Stability AI与其多模态AI研究实验室DeepFloyd联合发布了DeepFloyd IF,这是一种强大的文本到图像级联像素扩散模型。它采用T5-XXL-1.1等大型语言模型作为文本编码器,可将文本描述转换为图像。除了基本的生成图像文本之外,DeepFloyd IF还可以生成非标准宽高比的图像,并可以实现零恢复图像修改,细节和样式重新生成等功能。该模型可以为多个领域如艺术、设计、虚拟现实、可访问性提供新型应用。
This generation flowchart represents a three-stage performance:
这个世代流程图代表了一个三阶段的表现:
A text prompt is passed through the frozen T5-XXL language model to convert it into a qualitative text representation.
将文本提示通过冻结的T5-XXL语言模型传递,将其转换为定性文本表示。
Stage 1: A base diffusion model transforms the qualitative text into a 64×64 image. This process is as magical as witnessing a vinyl record’s grooves turn into music.
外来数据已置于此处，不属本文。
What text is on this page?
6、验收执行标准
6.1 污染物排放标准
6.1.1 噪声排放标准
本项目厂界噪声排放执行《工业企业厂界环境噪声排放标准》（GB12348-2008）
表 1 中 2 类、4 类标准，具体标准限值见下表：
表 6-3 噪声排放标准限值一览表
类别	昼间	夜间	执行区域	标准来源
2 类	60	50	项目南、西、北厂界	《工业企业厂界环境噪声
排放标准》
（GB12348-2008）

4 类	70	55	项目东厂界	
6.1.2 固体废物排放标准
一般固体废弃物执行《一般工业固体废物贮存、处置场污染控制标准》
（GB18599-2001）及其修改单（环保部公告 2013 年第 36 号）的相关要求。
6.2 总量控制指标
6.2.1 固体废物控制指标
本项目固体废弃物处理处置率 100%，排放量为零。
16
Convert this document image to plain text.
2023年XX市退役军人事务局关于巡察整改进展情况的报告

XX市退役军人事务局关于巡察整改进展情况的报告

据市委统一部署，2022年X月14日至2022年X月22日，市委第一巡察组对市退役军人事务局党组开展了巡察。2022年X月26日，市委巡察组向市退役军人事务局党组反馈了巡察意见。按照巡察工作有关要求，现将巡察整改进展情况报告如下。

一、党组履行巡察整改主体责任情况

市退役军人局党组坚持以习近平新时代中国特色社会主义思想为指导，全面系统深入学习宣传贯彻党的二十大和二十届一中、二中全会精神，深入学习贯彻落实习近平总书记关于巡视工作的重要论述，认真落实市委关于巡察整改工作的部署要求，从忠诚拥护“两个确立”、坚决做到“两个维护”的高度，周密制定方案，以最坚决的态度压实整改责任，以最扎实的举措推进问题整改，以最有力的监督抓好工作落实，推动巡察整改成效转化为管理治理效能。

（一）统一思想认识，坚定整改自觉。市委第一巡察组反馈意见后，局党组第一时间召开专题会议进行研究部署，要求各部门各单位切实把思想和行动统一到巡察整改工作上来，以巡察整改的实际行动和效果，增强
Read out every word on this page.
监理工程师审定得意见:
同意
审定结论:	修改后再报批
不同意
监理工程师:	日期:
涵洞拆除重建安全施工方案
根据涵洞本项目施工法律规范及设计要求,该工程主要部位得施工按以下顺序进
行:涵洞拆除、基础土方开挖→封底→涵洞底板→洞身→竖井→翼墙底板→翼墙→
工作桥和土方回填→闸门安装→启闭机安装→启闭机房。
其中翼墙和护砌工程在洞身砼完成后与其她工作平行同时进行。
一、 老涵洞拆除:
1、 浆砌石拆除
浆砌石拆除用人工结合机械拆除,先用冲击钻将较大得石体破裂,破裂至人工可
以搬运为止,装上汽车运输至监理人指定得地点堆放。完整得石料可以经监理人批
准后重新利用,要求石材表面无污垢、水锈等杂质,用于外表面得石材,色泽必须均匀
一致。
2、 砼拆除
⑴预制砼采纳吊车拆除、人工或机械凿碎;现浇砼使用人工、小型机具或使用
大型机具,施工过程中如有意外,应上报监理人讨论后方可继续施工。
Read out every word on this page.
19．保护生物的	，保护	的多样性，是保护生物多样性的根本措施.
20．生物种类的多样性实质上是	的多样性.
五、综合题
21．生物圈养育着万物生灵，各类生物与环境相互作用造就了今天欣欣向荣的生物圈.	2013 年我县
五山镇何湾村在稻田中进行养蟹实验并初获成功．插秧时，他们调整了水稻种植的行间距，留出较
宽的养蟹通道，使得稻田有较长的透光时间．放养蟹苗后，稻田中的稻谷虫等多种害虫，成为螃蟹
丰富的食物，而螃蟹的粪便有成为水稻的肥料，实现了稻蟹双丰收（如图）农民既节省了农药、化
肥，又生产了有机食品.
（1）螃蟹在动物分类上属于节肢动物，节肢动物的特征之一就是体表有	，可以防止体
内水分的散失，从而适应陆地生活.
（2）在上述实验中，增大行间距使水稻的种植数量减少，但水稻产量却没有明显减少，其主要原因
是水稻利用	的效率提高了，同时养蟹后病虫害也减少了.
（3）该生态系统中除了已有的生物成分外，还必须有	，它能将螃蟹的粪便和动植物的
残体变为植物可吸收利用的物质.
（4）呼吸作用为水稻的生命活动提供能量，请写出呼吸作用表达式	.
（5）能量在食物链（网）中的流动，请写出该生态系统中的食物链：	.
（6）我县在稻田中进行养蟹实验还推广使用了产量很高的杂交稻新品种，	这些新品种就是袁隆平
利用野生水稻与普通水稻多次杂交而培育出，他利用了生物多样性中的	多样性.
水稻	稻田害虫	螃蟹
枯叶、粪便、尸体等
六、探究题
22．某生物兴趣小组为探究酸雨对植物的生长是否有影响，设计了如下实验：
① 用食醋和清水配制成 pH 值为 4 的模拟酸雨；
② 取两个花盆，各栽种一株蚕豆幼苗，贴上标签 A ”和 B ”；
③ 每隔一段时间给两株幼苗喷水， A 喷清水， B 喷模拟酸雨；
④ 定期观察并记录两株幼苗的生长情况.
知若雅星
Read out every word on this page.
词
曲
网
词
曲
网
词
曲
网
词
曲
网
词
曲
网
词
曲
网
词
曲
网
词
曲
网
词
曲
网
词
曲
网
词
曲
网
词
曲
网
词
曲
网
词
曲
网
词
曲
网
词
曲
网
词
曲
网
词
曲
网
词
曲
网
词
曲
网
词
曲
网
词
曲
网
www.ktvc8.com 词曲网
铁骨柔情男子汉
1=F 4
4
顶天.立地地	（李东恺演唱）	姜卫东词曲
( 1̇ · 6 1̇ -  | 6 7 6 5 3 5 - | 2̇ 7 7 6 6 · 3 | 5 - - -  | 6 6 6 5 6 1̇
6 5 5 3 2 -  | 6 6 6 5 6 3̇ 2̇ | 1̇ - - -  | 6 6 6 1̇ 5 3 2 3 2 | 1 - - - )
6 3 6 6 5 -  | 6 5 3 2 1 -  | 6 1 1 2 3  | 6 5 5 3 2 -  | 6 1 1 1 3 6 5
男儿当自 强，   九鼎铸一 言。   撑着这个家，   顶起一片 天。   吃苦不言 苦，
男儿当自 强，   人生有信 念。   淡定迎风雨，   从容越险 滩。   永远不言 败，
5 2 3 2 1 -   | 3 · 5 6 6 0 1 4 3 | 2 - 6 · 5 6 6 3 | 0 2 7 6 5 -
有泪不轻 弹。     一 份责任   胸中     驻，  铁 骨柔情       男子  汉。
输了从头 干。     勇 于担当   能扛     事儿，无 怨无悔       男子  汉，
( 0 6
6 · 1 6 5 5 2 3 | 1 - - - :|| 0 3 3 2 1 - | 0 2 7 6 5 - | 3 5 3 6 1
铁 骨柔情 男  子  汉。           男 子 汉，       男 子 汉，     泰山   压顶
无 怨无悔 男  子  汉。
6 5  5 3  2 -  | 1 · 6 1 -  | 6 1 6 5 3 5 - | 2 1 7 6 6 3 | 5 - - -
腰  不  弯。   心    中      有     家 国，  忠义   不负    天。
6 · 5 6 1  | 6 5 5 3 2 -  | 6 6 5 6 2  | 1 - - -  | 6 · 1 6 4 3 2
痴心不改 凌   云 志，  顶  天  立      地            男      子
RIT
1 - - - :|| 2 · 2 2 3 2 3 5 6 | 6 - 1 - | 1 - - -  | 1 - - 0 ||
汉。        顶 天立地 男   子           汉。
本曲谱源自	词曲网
The DeepFloyd team has trained three versions of the base model, each with different parameters: IF-I 400M, IF-I 900M and IF-I 4.3B.
阶段1:基础扩散模型将定性文本转换为64×64图像。这个过程就像看到黑胶唱片的凹槽变成音乐一样神奇。DeepFloyd团队已经训练了三个版本的基础模型,每个模型都有不同的参数:IF-I 400M、IF-I 900M和IF-I 4.3B。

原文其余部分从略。